Title: Relevance of Georg Grosz’s Weimar-era drawings to promoting social justice and health equity in contemporary society
Description:
The arts and humanities can direct attention to the health-threatening effects of adverse living and working conditions and the political and economic systems that spawn them.
Most of these efforts aim to improve healthcare by promoting empathy and sensitivity among health professionals towards patients and improving clinical skills.
However, less effort is devoted towards improving living and working conditions—the structural and social determinants of health—that cause illness and make managing illness difficult.
Using the arts and humanities to suggest how society could be changed to promote health is even less common, especially in regard to our economic system of capitalism.
In this paper, we consider how the acerbic art of Georg Grosz, which critiqued the political, economic and social life of Weimar-period Germany, may find renewed relevance to the contemporary scene in Canada and other nations under the thrall of neoliberal approaches to governance.

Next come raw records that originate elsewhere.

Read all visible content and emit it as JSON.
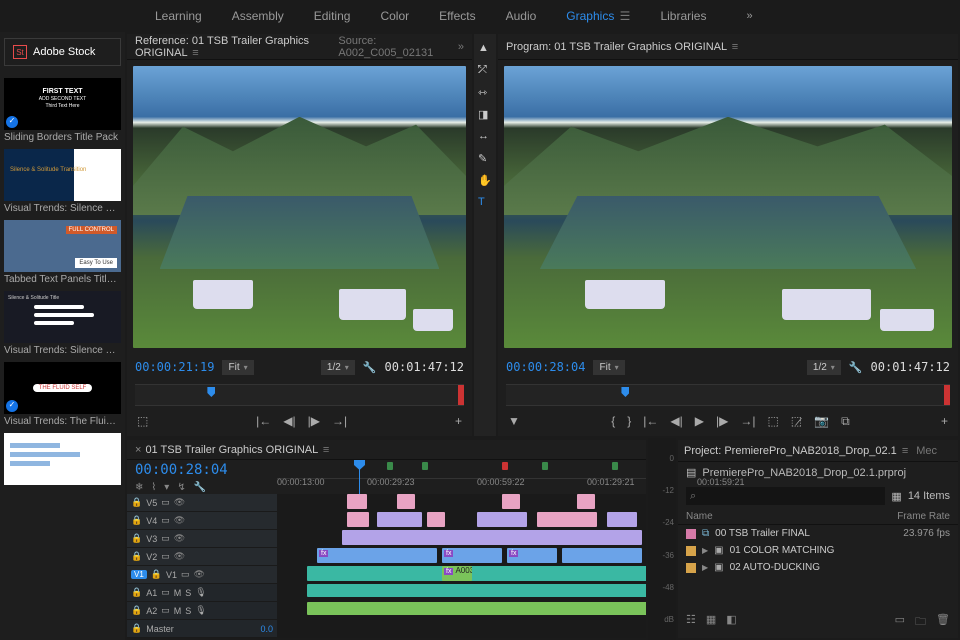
{
  "workspaces": {
    "items": [
      "Learning",
      "Assembly",
      "Editing",
      "Color",
      "Effects",
      "Audio",
      "Graphics",
      "Libraries"
    ],
    "active": "Graphics"
  },
  "left": {
    "stock_label": "Adobe Stock",
    "templates": [
      {
        "title": "Sliding Borders Title Pack",
        "thumb_text1": "FIRST TEXT",
        "thumb_text2": "ADD SECOND TEXT",
        "thumb_text3": "Third Text Here"
      },
      {
        "title": "Visual Trends: Silence &…",
        "thumb_text": "Silence & Solitude Transition"
      },
      {
        "title": "Tabbed Text Panels Title…",
        "thumb_text": "Easy To Use",
        "thumb_text2": "FULL CONTROL"
      },
      {
        "title": "Visual Trends: Silence &…",
        "thumb_text": "Silence & Solitude Title"
      },
      {
        "title": "Visual Trends: The Fluid …",
        "thumb_text": "THE FLUID SELF"
      },
      {
        "title": ""
      }
    ]
  },
  "reference": {
    "tab_a": "Reference: 01 TSB Trailer Graphics ORIGINAL",
    "tab_b": "Source: A002_C005_02131",
    "tc_in": "00:00:21:19",
    "fit": "Fit",
    "res": "1/2",
    "tc_out": "00:01:47:12"
  },
  "program": {
    "tab": "Program: 01 TSB Trailer Graphics ORIGINAL",
    "tc_in": "00:00:28:04",
    "fit": "Fit",
    "res": "1/2",
    "tc_out": "00:01:47:12"
  },
  "timeline": {
    "title": "01 TSB Trailer Graphics ORIGINAL",
    "tc": "00:00:28:04",
    "ruler": [
      "00:00:13:00",
      "00:00:29:23",
      "00:00:59:22",
      "00:01:29:21",
      "00:01:59:21"
    ],
    "vtracks": [
      "V5",
      "V4",
      "V3",
      "V2",
      "V1"
    ],
    "atracks": [
      "A1",
      "A2"
    ],
    "target": "V1",
    "master": "Master",
    "master_val": "0.0",
    "clip_label": "A003"
  },
  "audio_meter": [
    "0",
    "-12",
    "-24",
    "-36",
    "-48",
    "dB"
  ],
  "project": {
    "tab": "Project: PremierePro_NAB2018_Drop_02.1",
    "tab2": "Mec",
    "file": "PremierePro_NAB2018_Drop_02.1.prproj",
    "count": "14 Items",
    "hdr_name": "Name",
    "hdr_fr": "Frame Rate",
    "items": [
      {
        "color": "pink",
        "icon": "seq",
        "name": "00 TSB Trailer FINAL",
        "fr": "23.976 fps"
      },
      {
        "color": "org",
        "icon": "bin",
        "name": "01 COLOR MATCHING",
        "fr": ""
      },
      {
        "color": "org",
        "icon": "bin",
        "name": "02 AUTO-DUCKING",
        "fr": ""
      }
    ]
  },
  "tools": [
    "select",
    "track-select",
    "ripple",
    "rolling",
    "rate",
    "pen",
    "hand",
    "type"
  ]
}
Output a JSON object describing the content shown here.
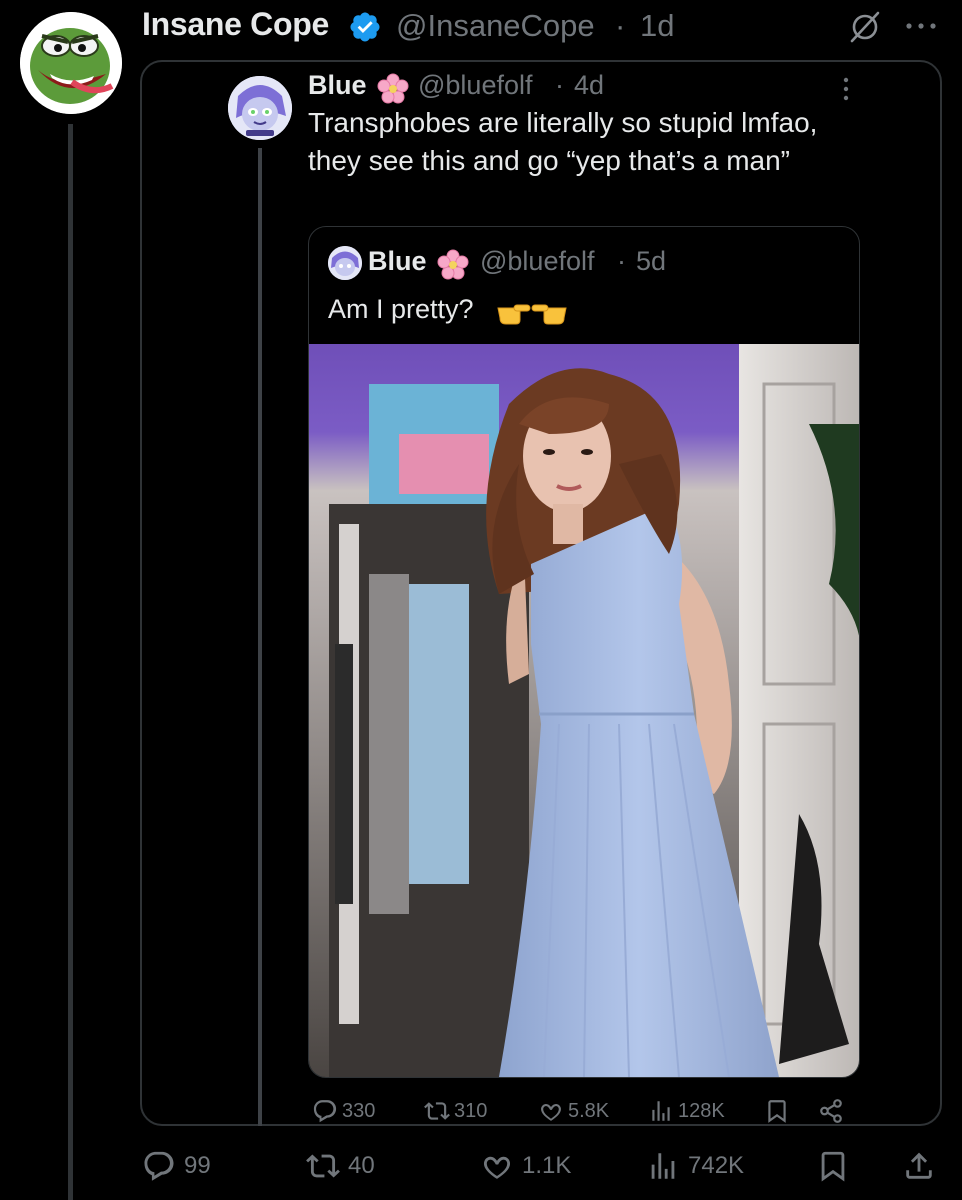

We suggest that Grosz’s art can be a rich stimulus for promoting social justice and health equity through reflection and discussion, research, and then action to direct attention to how living and working conditions threaten health and how the economic and political systems that create these health-threatening conditions can be reformed or replaced.
These activities can take place in classrooms, as part of professional development activities, or form the basis of research studies and advocacy efforts.
Evidence of the usefulness of this approach obtained through discussions with undergraduate health studies students is presented.